Debbie McKenzie, our development manager says that grilled turkey sandwiches are her favorite for several days after Thanksgiving and Christmas. She follows her mother’s recipe of turkey, gravy, dressing or mashed potatoes on whole grain bread grilled to perfection. Her mom had a sandwich maker that grilled four at a time — and Debbie said, “These sandwiches made from left-overs were the main reason her mother cooked turkey.”

Krista Warner, our program specialist supervisor endorses the Spicy Italian Meatball cookie. Krista says, “These cookies ARE Christmas to me.” The cookies shaped like little meatballs, which Krista thinks is so fun and reminds her of her heritage, are flavored with two types of chili powder and PLENTY of chocolate (Krista’s favorite).
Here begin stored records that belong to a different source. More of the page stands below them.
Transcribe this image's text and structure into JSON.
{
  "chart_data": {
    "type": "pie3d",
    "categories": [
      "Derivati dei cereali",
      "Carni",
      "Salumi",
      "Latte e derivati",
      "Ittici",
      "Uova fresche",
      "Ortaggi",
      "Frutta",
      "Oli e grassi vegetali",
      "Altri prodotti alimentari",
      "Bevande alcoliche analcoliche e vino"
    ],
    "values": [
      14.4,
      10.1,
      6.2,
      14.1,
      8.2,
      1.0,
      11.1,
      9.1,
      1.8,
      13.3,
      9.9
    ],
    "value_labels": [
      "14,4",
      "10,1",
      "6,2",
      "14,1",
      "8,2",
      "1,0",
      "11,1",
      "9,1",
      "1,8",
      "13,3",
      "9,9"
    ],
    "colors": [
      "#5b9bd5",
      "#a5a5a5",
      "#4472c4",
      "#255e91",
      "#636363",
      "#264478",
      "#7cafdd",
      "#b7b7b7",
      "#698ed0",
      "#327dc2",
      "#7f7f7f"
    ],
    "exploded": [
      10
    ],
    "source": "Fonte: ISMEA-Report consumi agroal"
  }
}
Bite-sized morsels are embellished with red twinkling sugar sprinkles to indicate there’s a spice inside.

The recipe started with Krista’s Nana (great-grandmother’s) who made hundreds of cookies every Christmas, filling popcorn tins full for family and friends. The recipe was passed along to Krista’s mother, scratched out on a piece of paper forcing Krista’s mom to improvise a bit.

She carries on Nana’s tradition, making dozens of cookies every year starting the second week of November through the middle of December. “The Spicy Italian Meatball cookies are just one of the many specialty cookies that I get the honor of enjoying this time of year, but they are by far my favorite. No Christmas would be the same without them,” said Krista.

Jessica Torres, our associate director of education, loves the red chile pork tamales she made with her grandma, aunts, siblings, and cousins each December.

They’d spend an entire day cooking and assembling the tasty tradition in between the laughter and fun.

The crew would make nearly 400 tamales for family and friends, and to share on Christmas day. Jessica’s grandma spent years in southern New Mexico, so it’s still critical that the homemade red chile HAS to include New Mexican chile — and have a black olive inside. Turns out that the olive isn’t as common as Jessica and her family thought. But it’s their tradition!

What’s your favorite food tradition?